I am Me....Hear me snore

Aug 03, 2007 16:12

This post might come across as a bit selfish but it is whats going through my head at the moment.

I think I am a well balanced and content individual.  I haven't always been so but I am now.  Part of the reason I felt inclined to post this is that the vast majority of the journals I read tend to be dominated by what I term 'angst' - it's a vast generalisation but thats what I do :)

Anyway, I can understand to an extent why this is so - when life is going normally - i.e. not shit and not spectacular just bimbling along, we don't feel the need to post anything on LJ,  and lets face it loads of journals saying 'things are ok today' would get tired very fast.  However I came to the conclusion that it has been a good few years since I have felt overwhelmed by life in any way shape or form.  There are a lot of reasons for this but the main one would have to be the fact that I've been on the planet a fair wee while now and after a while you learn that things do tend to work out over the long run.

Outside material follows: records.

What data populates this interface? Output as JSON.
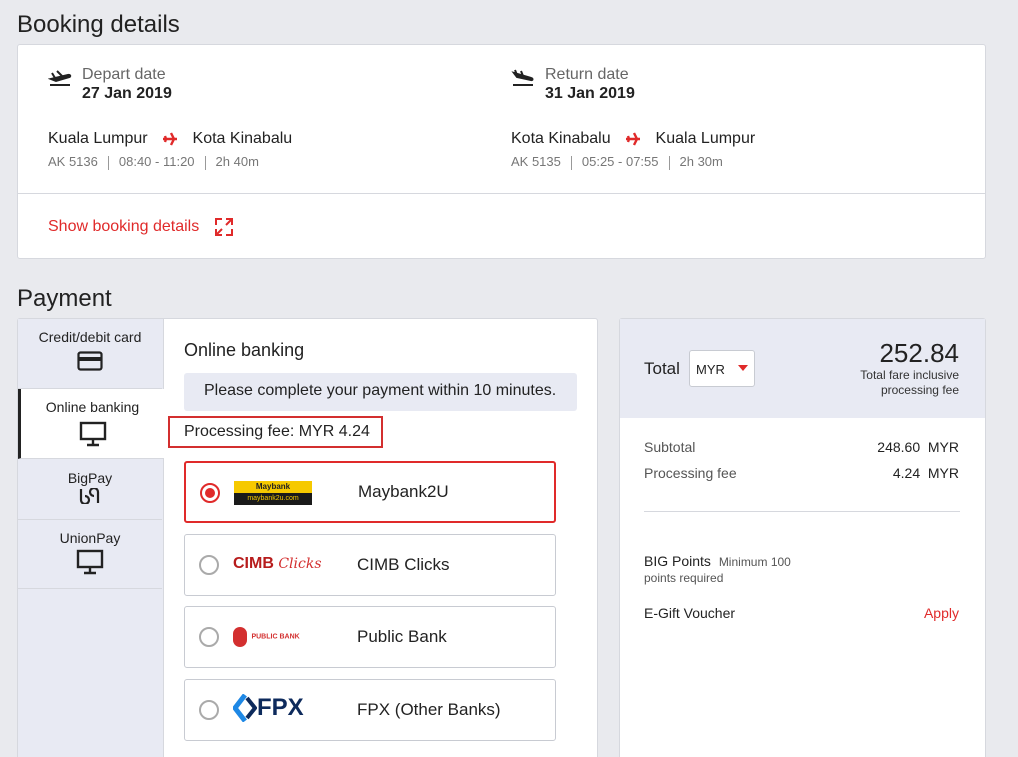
{
  "booking": {
    "title": "Booking details",
    "depart": {
      "label": "Depart date",
      "date": "27 Jan 2019",
      "from": "Kuala Lumpur",
      "to": "Kota Kinabalu",
      "flight": "AK 5136",
      "time": "08:40 - 11:20",
      "duration": "2h 40m"
    },
    "return": {
      "label": "Return date",
      "date": "31 Jan 2019",
      "from": "Kota Kinabalu",
      "to": "Kuala Lumpur",
      "flight": "AK 5135",
      "time": "05:25 - 07:55",
      "duration": "2h 30m"
    },
    "show_details": "Show booking details"
  },
  "payment": {
    "title": "Payment",
    "tabs": [
      {
        "label": "Credit/debit card",
        "icon": "card-icon"
      },
      {
        "label": "Online banking",
        "icon": "monitor-icon",
        "active": true
      },
      {
        "label": "BigPay",
        "icon": "bigpay-icon"
      },
      {
        "label": "UnionPay",
        "icon": "monitor-icon"
      }
    ],
    "section_title": "Online banking",
    "notice": "Please complete your payment within 10 minutes.",
    "processing_fee": "Processing fee: MYR 4.24",
    "banks": [
      {
        "name": "Maybank2U",
        "logo": "Maybank",
        "logo_sub": "maybank2u.com",
        "selected": true
      },
      {
        "name": "CIMB Clicks",
        "logo": "CIMB Clicks",
        "selected": false
      },
      {
        "name": "Public Bank",
        "logo": "PUBLIC BANK",
        "selected": false
      },
      {
        "name": "FPX (Other Banks)",
        "logo": "FPX",
        "selected": false
      }
    ]
  },
  "summary": {
    "total_label": "Total",
    "currency": "MYR",
    "total": "252.84",
    "total_note_1": "Total fare inclusive",
    "total_note_2": "processing fee",
    "subtotal_label": "Subtotal",
    "subtotal_value": "248.60  MYR",
    "fee_label": "Processing fee",
    "fee_value": "4.24  MYR",
    "big_points_label": "BIG Points",
    "big_points_note_1": "Minimum 100",
    "big_points_note_2": "points required",
    "voucher_label": "E-Gift Voucher",
    "apply": "Apply"
  },
  "colors": {
    "accent": "#e02a2a",
    "highlight_box": "#d32f2f",
    "summary_header": "#e8eaf3"
  }
}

I've had my share of shitty stuff happen to me and had to graft pretty hard to get to where I am but overall I've enjoyed my life and still do.  Course a large part of that is being realistic about who I am and accepting who I am and being content with who I am.  Don't get me wrong - there are things I need to change about me but they are slowly but surely changing.  I'm content with who I am now because I'm content that I'm on a journey and the me in the now is different from the me in yesterday and also different from the me that will be in tomorrow.

I suppose what this ramble is trying to achieve is to give some hope to those that are feeling trapped in a pit at the moment.  Things do change and overall they tend to work out in an OK way.  Also whatever doesn't kill you does make you stronger, trust me I know.

In short, I'm content with me and my life and I hope all of you can get to that place too.